А вот Михалычу, похоже, было плевать на рост местного «дяди Степы».

— Артисты? Мы?! — Он грозно шагнул к нему навстречу, а следом за ним, как привязанный, двинулся Гена, тоже, в общем, детинушка еще тот. — Сами вы, гражданин начальник, артист! Мы не артисты! Мы творцы! Мы те, кто дает, как вы выразились — артистам, возможность самореализоваться!

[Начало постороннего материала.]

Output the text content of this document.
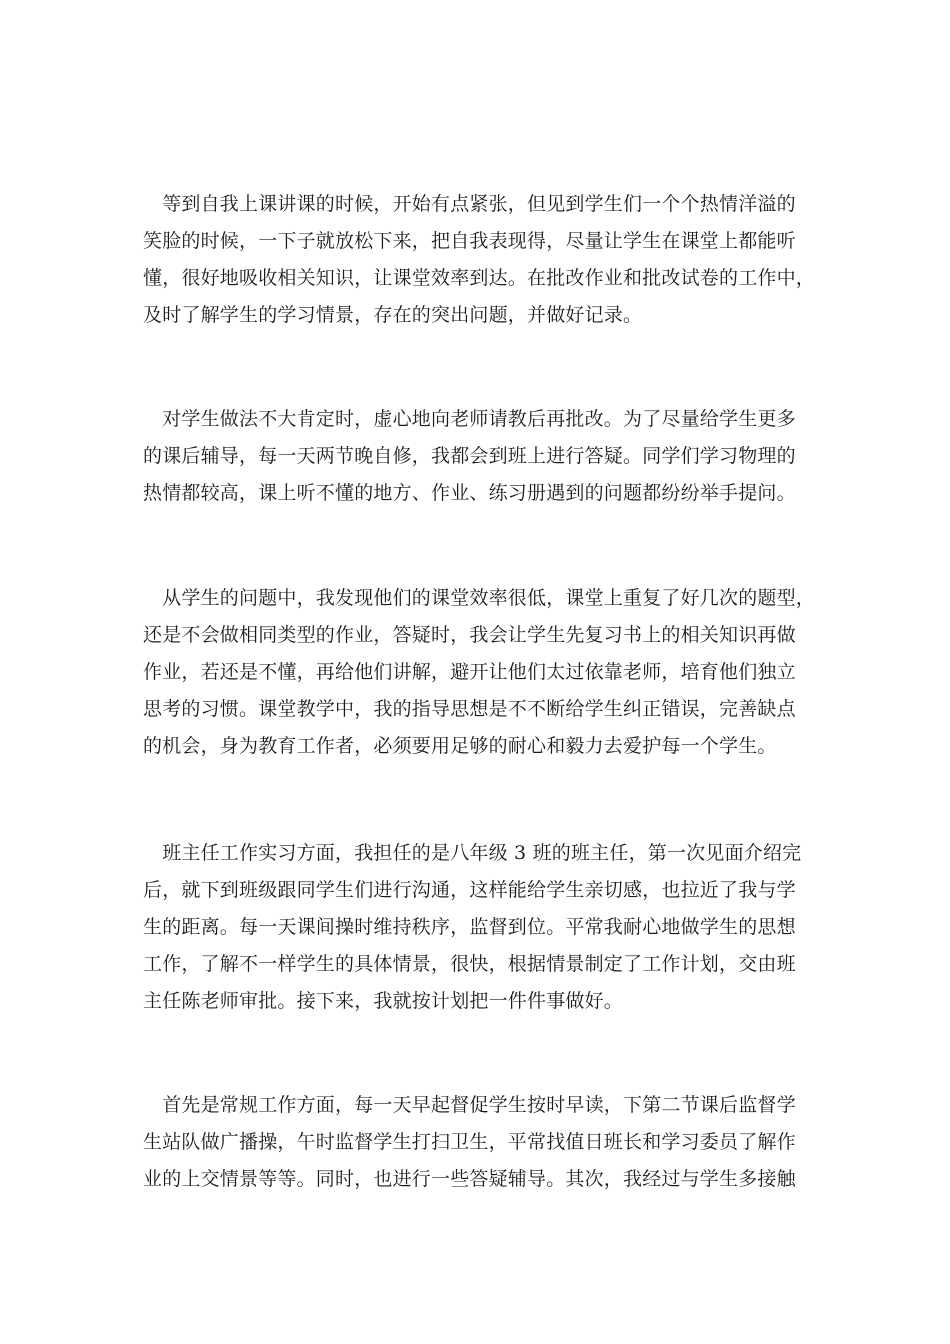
　等到自我上课讲课的时候，开始有点紧张，但见到学生们一个个热情洋溢的
笑脸的时候，一下子就放松下来，把自我表现得，尽量让学生在课堂上都能听
懂，很好地吸收相关知识，让课堂效率到达。在批改作业和批改试卷的工作中，
及时了解学生的学习情景，存在的突出问题，并做好记录。
　对学生做法不大肯定时，虚心地向老师请教后再批改。为了尽量给学生更多
的课后辅导，每一天两节晚自修，我都会到班上进行答疑。同学们学习物理的
热情都较高，课上听不懂的地方、作业、练习册遇到的问题都纷纷举手提问。
　从学生的问题中，我发现他们的课堂效率很低，课堂上重复了好几次的题型，
还是不会做相同类型的作业，答疑时，我会让学生先复习书上的相关知识再做
作业，若还是不懂，再给他们讲解，避开让他们太过依靠老师，培育他们独立
思考的习惯。课堂教学中，我的指导思想是不不断给学生纠正错误，完善缺点
的机会，身为教育工作者，必须要用足够的耐心和毅力去爱护每一个学生。
　班主任工作实习方面，我担任的是八年级 3 班的班主任，第一次见面介绍完
后，就下到班级跟同学生们进行沟通，这样能给学生亲切感，也拉近了我与学
生的距离。每一天课间操时维持秩序，监督到位。平常我耐心地做学生的思想
工作，了解不一样学生的具体情景，很快，根据情景制定了工作计划，交由班
主任陈老师审批。接下来，我就按计划把一件件事做好。
　首先是常规工作方面，每一天早起督促学生按时早读，下第二节课后监督学
生站队做广播操，午时监督学生打扫卫生，平常找值日班长和学习委员了解作
业的上交情景等等。同时，也进行一些答疑辅导。其次，我经过与学生多接触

— Это как? — озадачился местный представитель власти. Подошел и пожал руки сперва Михалычу, потом Гене. Смерил взглядом притихший народ и решил со всеми не ручкаться, а вести знакомство на расстоянии.

— А так! Фильм мы приехали снимать! Про ваши красоты, а особенно про монастырь. Есть он у вас?

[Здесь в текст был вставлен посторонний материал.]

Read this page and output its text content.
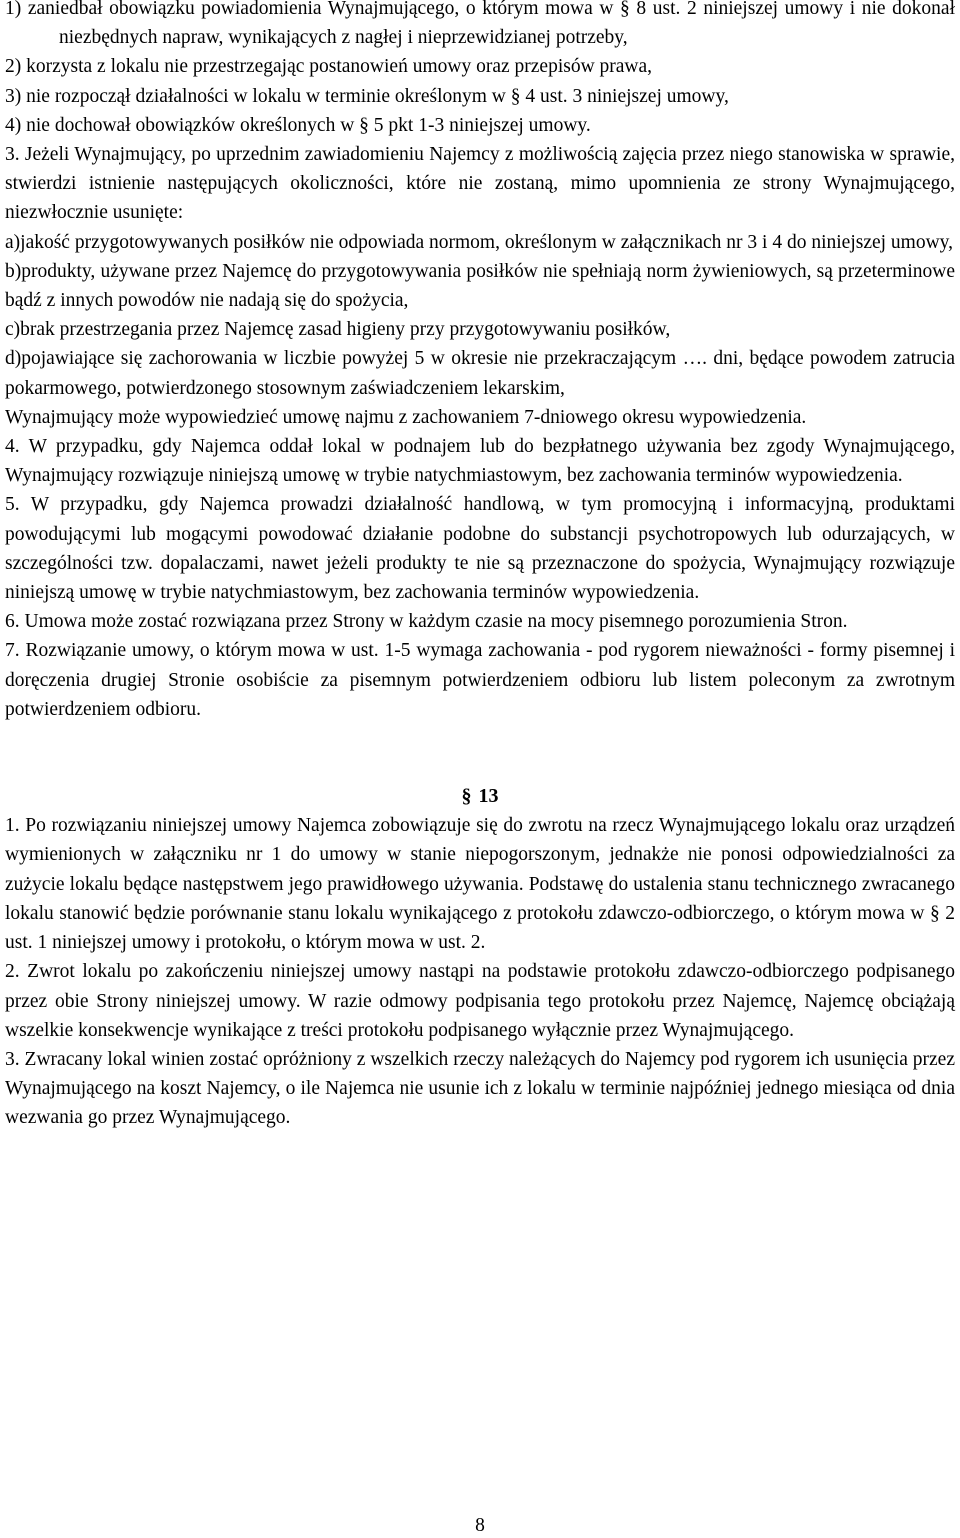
1) zaniedbał obowiązku powiadomienia Wynajmującego, o którym mowa w § 8 ust. 2 niniejszej umowy i nie dokonał niezbędnych napraw, wynikających z nagłej i nieprzewidzianej potrzeby,

2) korzysta z lokalu nie przestrzegając postanowień umowy oraz przepisów prawa,

3) nie rozpoczął działalności w lokalu w terminie określonym w § 4 ust. 3 niniejszej umowy,

4) nie dochował obowiązków określonych w § 5 pkt 1-3 niniejszej umowy.

3. Jeżeli Wynajmujący, po uprzednim zawiadomieniu Najemcy z możliwością zajęcia przez niego stanowiska w sprawie, stwierdzi istnienie następujących okoliczności, które nie zostaną, mimo upomnienia ze strony Wynajmującego, niezwłocznie usunięte:

a)jakość przygotowywanych posiłków nie odpowiada normom, określonym w załącznikach nr 3 i 4 do niniejszej umowy,

b)produkty, używane przez Najemcę do przygotowywania posiłków nie spełniają norm żywieniowych, są przeterminowe bądź z innych powodów nie nadają się do spożycia,

c)brak przestrzegania przez Najemcę zasad higieny przy przygotowywaniu posiłków,

d)pojawiające się zachorowania w liczbie powyżej 5 w okresie nie przekraczającym …. dni, będące powodem zatrucia pokarmowego, potwierdzonego stosownym zaświadczeniem lekarskim,

Wynajmujący może wypowiedzieć umowę najmu z zachowaniem 7-dniowego okresu wypowiedzenia.

4. W przypadku, gdy Najemca oddał lokal w podnajem lub do bezpłatnego używania bez zgody Wynajmującego, Wynajmujący rozwiązuje niniejszą umowę w trybie natychmiastowym, bez zachowania terminów wypowiedzenia.

5. W przypadku, gdy Najemca prowadzi działalność handlową, w tym promocyjną i informacyjną, produktami powodującymi lub mogącymi powodować działanie podobne do substancji psychotropowych lub odurzających, w szczególności tzw. dopalaczami, nawet jeżeli produkty te nie są przeznaczone do spożycia, Wynajmujący rozwiązuje niniejszą umowę w trybie natychmiastowym, bez zachowania terminów wypowiedzenia.

6. Umowa może zostać rozwiązana przez Strony w każdym czasie na mocy pisemnego porozumienia Stron.

7. Rozwiązanie umowy, o którym mowa w ust. 1-5 wymaga zachowania - pod rygorem nieważności - formy pisemnej i doręczenia drugiej Stronie osobiście za pisemnym potwierdzeniem odbioru lub listem poleconym za zwrotnym potwierdzeniem odbioru.

§ 13

1. Po rozwiązaniu niniejszej umowy Najemca zobowiązuje się do zwrotu na rzecz Wynajmującego lokalu oraz urządzeń wymienionych w załączniku nr 1 do umowy w stanie niepogorszonym, jednakże nie ponosi odpowiedzialności za zużycie lokalu będące następstwem jego prawidłowego używania. Podstawę do ustalenia stanu technicznego zwracanego lokalu stanowić będzie porównanie stanu lokalu wynikającego z protokołu zdawczo-odbiorczego, o którym mowa w § 2 ust. 1 niniejszej umowy i protokołu, o którym mowa w ust. 2.

2. Zwrot lokalu po zakończeniu niniejszej umowy nastąpi na podstawie protokołu zdawczo-odbiorczego podpisanego przez obie Strony niniejszej umowy. W razie odmowy podpisania tego protokołu przez Najemcę, Najemcę obciążają wszelkie konsekwencje wynikające z treści protokołu podpisanego wyłącznie przez Wynajmującego.

3. Zwracany lokal winien zostać opróżniony z wszelkich rzeczy należących do Najemcy pod rygorem ich usunięcia przez Wynajmującego na koszt Najemcy, o ile Najemca nie usunie ich z lokalu w terminie najpóźniej jednego miesiąca od dnia wezwania go przez Wynajmującego.

8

— А… — Верзила ненадолго задумался и кивнул, одновременно указав на темнеющий вдалеке лес. — Там! Марьин монастырь.

— А мы слышали — Русалочий, — подал голос Петр, первый боец за правду.

— Та не! Русалочьим его, конечно, зовут, но все из-за прежнего хозяина этих мест, генерала Русалова. А так он Марьин!

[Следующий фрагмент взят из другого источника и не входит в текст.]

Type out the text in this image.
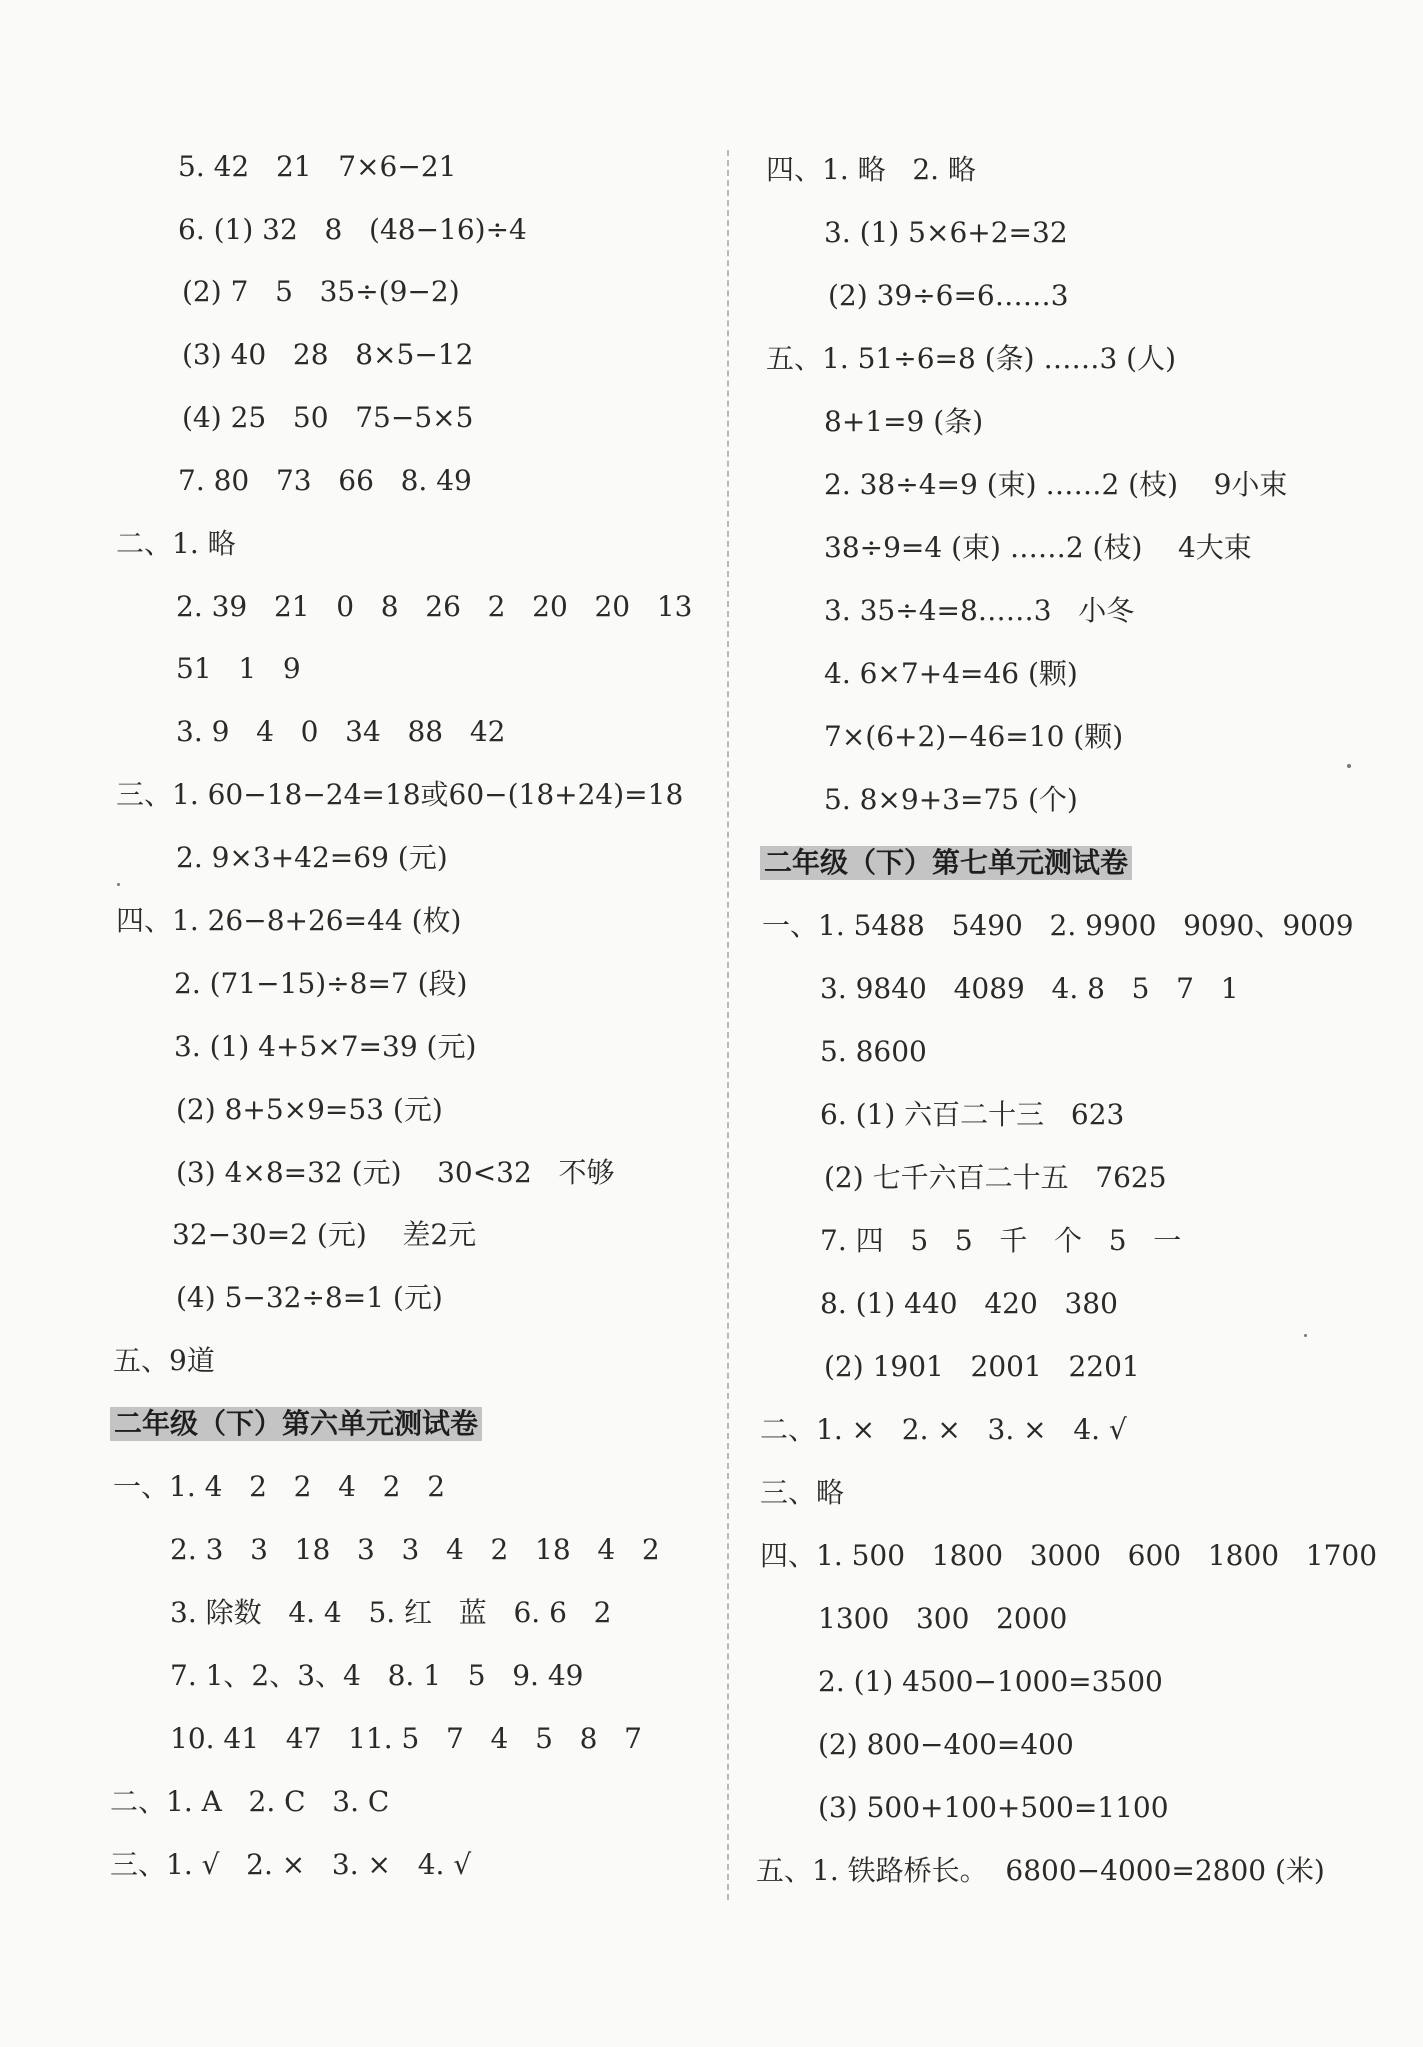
5. 42   21   7×6−21
6. (1) 32   8   (48−16)÷4
(2) 7   5   35÷(9−2)
(3) 40   28   8×5−12
(4) 25   50   75−5×5
7. 80   73   66   8. 49
二、1. 略
2. 39   21   0   8   26   2   20   20   13
51   1   9
3. 9   4   0   34   88   42
三、1. 60−18−24=18或60−(18+24)=18
2. 9×3+42=69 (元)
四、1. 26−8+26=44 (枚)
2. (71−15)÷8=7 (段)
3. (1) 4+5×7=39 (元)
(2) 8+5×9=53 (元)
(3) 4×8=32 (元)    30<32   不够
32−30=2 (元)    差2元
(4) 5−32÷8=1 (元)
五、9道
二年级（下）第六单元测试卷
一、1. 4   2   2   4   2   2
2. 3   3   18   3   3   4   2   18   4   2
3. 除数   4. 4   5. 红   蓝   6. 6   2
7. 1、2、3、4   8. 1   5   9. 49
10. 41   47   11. 5   7   4   5   8   7
二、1. A   2. C   3. C
三、1. √   2. ×   3. ×   4. √
四、1. 略   2. 略
3. (1) 5×6+2=32
(2) 39÷6=6……3
五、1. 51÷6=8 (条) ……3 (人)
8+1=9 (条)
2. 38÷4=9 (束) ……2 (枝)    9小束
38÷9=4 (束) ……2 (枝)    4大束
3. 35÷4=8……3   小冬
4. 6×7+4=46 (颗)
7×(6+2)−46=10 (颗)
5. 8×9+3=75 (个)
二年级（下）第七单元测试卷
一、1. 5488   5490   2. 9900   9090、9009
3. 9840   4089   4. 8   5   7   1
5. 8600
6. (1) 六百二十三   623
(2) 七千六百二十五   7625
7. 四   5   5   千   个   5   一
8. (1) 440   420   380
(2) 1901   2001   2201
二、1. ×   2. ×   3. ×   4. √
三、略
四、1. 500   1800   3000   600   1800   1700
1300   300   2000
2. (1) 4500−1000=3500
(2) 800−400=400
(3) 500+100+500=1100
五、1. 铁路桥长。  6800−4000=2800 (米)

— Женский, значит? — ухмыльнулся Кир.

— Та не… Не совсем. В нем любой страждущий может найти заботу, работу и кров. — «Дядя Степа» безошибочно нашел взглядом говорившего. — Да и заброшен он сейчас. Почти заброшен. Остались только те, кому просто податься некуда. Ну, да что я вас тут байками развлекаю? Вы, считай, сутки в дороге. Пойдемте, пока размещу вас в отделении, поспите, а днем познакомлю с председателем, и определим вас на постой. Вы к нам надолго?

— Пока не отснимем материал, — пафосно заявил Михалыч и уточнил: — Может, на неделю, а может, на две.

Пока они шли в местное отделение милиции, Федор без устали крутил головой, разглядывая белеющие в тусклом свете занимающегося утра домики, окруженные садами. А еще он услышал шум воды и… колокол!

Снова!

Удар, еще удар. Низкий, цепляющий душу звук проник в сознание нежданно, возвращая привидевшийся ему сон. Затем, словно отгоняя тяжелые мысли, зазвенели хрустальным перезвоном другие колокольчики. Сразу стало легче, но вопрос остался.

Он обогнал Альбину, шагающего рядом с ней Кира и тронул за рукав участкового:

— У вас есть церковь?

— Была. — Участковый придержал шаг и, поравнявшись с ним, смерил Федора цепким холодным взглядом, заставив того пожалеть о своей не вовремя проснувшейся любознательности. — При монастыре. Колокола услышали? Они теперь в монастырской часовне висят.

— Тебе, Романов, что, помолиться захотелось? — обернулся к нему шагавший впереди Михалыч.

— Я думаю, Вить, еще успеется! — отмахнулся Федор, уже порядком уставший от его дурацких шуток.

— Часовня у нас хорошая! — Степан то ли не заметил назревающий конфликт, то ли, наоборот, решил его сгладить. — Колокола — слышите? Им сто лет в обед будет! Чугун с серебром! Говорят, их еще сам генерал Русалов заказывал в Москве на свадьбу дочери.

— Так это же находка! — оживился Михалыч.

Они вскоре подошли к длинному деревянному дому. Милиционер нырнул в распахнутую дверь, а следом за ним потянулись нагруженные уставшие люди.

Федор шагнул в вотчину местного участкового, оглядел казенный длинный и широкий коридор с окнами по одну сторону и шеренгой запертых дверей по другую.

— Сейчас я вам выдам матрасы. Располагайтесь в коридоре. — Участковый Степан козырнул и, побренчав ключами, исчез за одной из дверей. Вскоре он появился, груженный тонкими тряпичными матрасами, и, скинув их в угол, снова скрылся за дверью. Во вторую очередь съемочная группа получила крошечные подушки, каждая с казенным номером. — Сожалею, что вам приходится так неудобственно, но, как говорится, чем богаты…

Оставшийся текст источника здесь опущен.